Este ángel negro rondaba el Paris de los años 70. Se dejaba ver en las mejores fiestas, siempre siendo el mejor vestido, y supo usar su belleza como arma y medio de vida. Sin oficio ni beneficio, no se le conoce ningún trabajo u ocupación mas allá que el hedonismo y a la vida en sociedad.

Descendiente de una aristocrática familia venida a menos, sus amantes se cuentan por centenares. Consciente de su encanto y buenas maneras, hacia caer a sus pies a todo hombre o mujer que se cruzase en su camino. Entre sus más ilustres amantes, Yves Saint Laurent y Karl Lagerfeld. En efecto, durante años mantuvo ese triángulo amoroso, siendo esta la causa de la manifiesta enemistad entre ambas maisons de couture.

El año pasado, una biografía rescató a esta curiosa figura de las sombras del olvido. Jacques de Bascher, dandy a l’ombre, de Marie Ottavi, nos trae el relato de la vida de este fascinante ser.

"Jacques de Bascher, cuando era joven, era un diablo con el rostro de Garbo [...]. Se vestía como nadie más, estaba a la vanguardia de todo el mundo; me hacía reír más que nadie, era lo contrario a mí.
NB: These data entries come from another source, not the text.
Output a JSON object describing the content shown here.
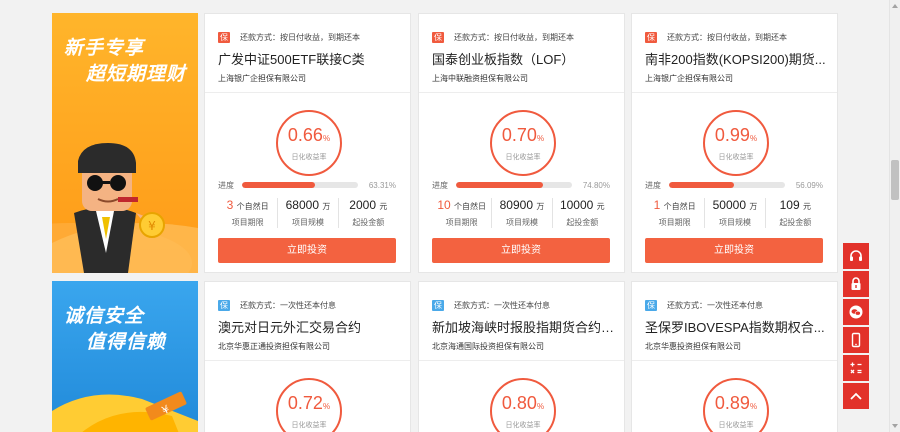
{
  "banners": [
    {
      "line1": "新手专享",
      "line2": "超短期理财"
    },
    {
      "line1": "诚信安全",
      "line2": "值得信赖"
    }
  ],
  "progress_label": "进度",
  "rate_label": "日化收益率",
  "invest_label": "立即投资",
  "stat_labels": {
    "term": "项目期限",
    "scale": "项目规模",
    "min": "起投金额"
  },
  "section1": [
    {
      "tag": "保",
      "repay": "还款方式：按日付收益，到期还本",
      "name": "广发中证500ETF联接C类",
      "company": "上海银广企担保有限公司",
      "rate": "0.66",
      "pct": "%",
      "progress_value": "63.31%",
      "progress": 0.6331,
      "term": "3",
      "term_unit": "个自然日",
      "scale": "68000",
      "scale_unit": "万",
      "min": "2000",
      "min_unit": "元"
    },
    {
      "tag": "保",
      "repay": "还款方式：按日付收益，到期还本",
      "name": "国泰创业板指数（LOF）",
      "company": "上海中联融资担保有限公司",
      "rate": "0.70",
      "pct": "%",
      "progress_value": "74.80%",
      "progress": 0.748,
      "term": "10",
      "term_unit": "个自然日",
      "scale": "80900",
      "scale_unit": "万",
      "min": "10000",
      "min_unit": "元"
    },
    {
      "tag": "保",
      "repay": "还款方式：按日付收益，到期还本",
      "name": "南非200指数(KOPSI200)期货...",
      "company": "上海银广企担保有限公司",
      "rate": "0.99",
      "pct": "%",
      "progress_value": "56.09%",
      "progress": 0.5609,
      "term": "1",
      "term_unit": "个自然日",
      "scale": "50000",
      "scale_unit": "万",
      "min": "109",
      "min_unit": "元"
    }
  ],
  "section2": [
    {
      "tag": "保",
      "repay": "还款方式：一次性还本付息",
      "name": "澳元对日元外汇交易合约",
      "company": "北京华惠正通投资担保有限公司",
      "rate": "0.72",
      "pct": "%"
    },
    {
      "tag": "保",
      "repay": "还款方式：一次性还本付息",
      "name": "新加坡海峡时报股指期货合约(...",
      "company": "北京海通国际投资担保有限公司",
      "rate": "0.80",
      "pct": "%"
    },
    {
      "tag": "保",
      "repay": "还款方式：一次性还本付息",
      "name": "圣保罗IBOVESPA指数期权合...",
      "company": "北京华惠投资担保有限公司",
      "rate": "0.89",
      "pct": "%"
    }
  ],
  "colors": {
    "accent": "#f05a3e",
    "orange_banner": "#ff9a17",
    "blue_banner": "#1f88d8",
    "toolbar": "#e2322a"
  },
  "toolbar_icons": [
    "headset-icon",
    "lock-icon",
    "chat-icon",
    "mobile-icon",
    "calculator-icon",
    "arrow-up-icon"
  ]
}
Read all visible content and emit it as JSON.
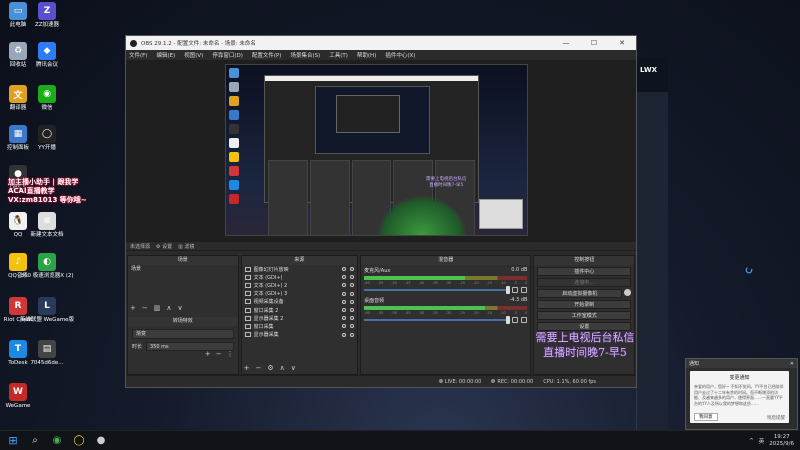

También era imposible y despreciable. Era perfecto.” Así describe Karl Lagerfeld en la citada biografia al que fuera su amante durante 18 años de su vida. Jacques era un ser oscuro, adicto a las drogas y aficionado a la promiscuidad sexual. Su vida consistía en bailar toda la noche, acostarse con el mayor número de personas posible y vestirse. Sobre todo, vestirse como nadie. Memorable el día que se presentó en Maxims París con un frac pintado sobre su cuerpo como único atuendo, todo un genio de la puesta en escena.

"Jacques de Bascher era el arquetipo de un dandy, casi hasta un punto caricaturesco. Su indiferencia hacia el mundo era de proporciones espectaculares. Aunque operaba dentro de la sociedad, se aseguraba de no sucumbir jamás ante sus obligaciones. El dinero, el trabajo y las realidades ordinarias no estaban entre sus preocupaciones ", escribe Ottavi en su libro. Un personaje desfasado que encarnó a la perfección el espíritu hedonista de aquellos años tan salvajes.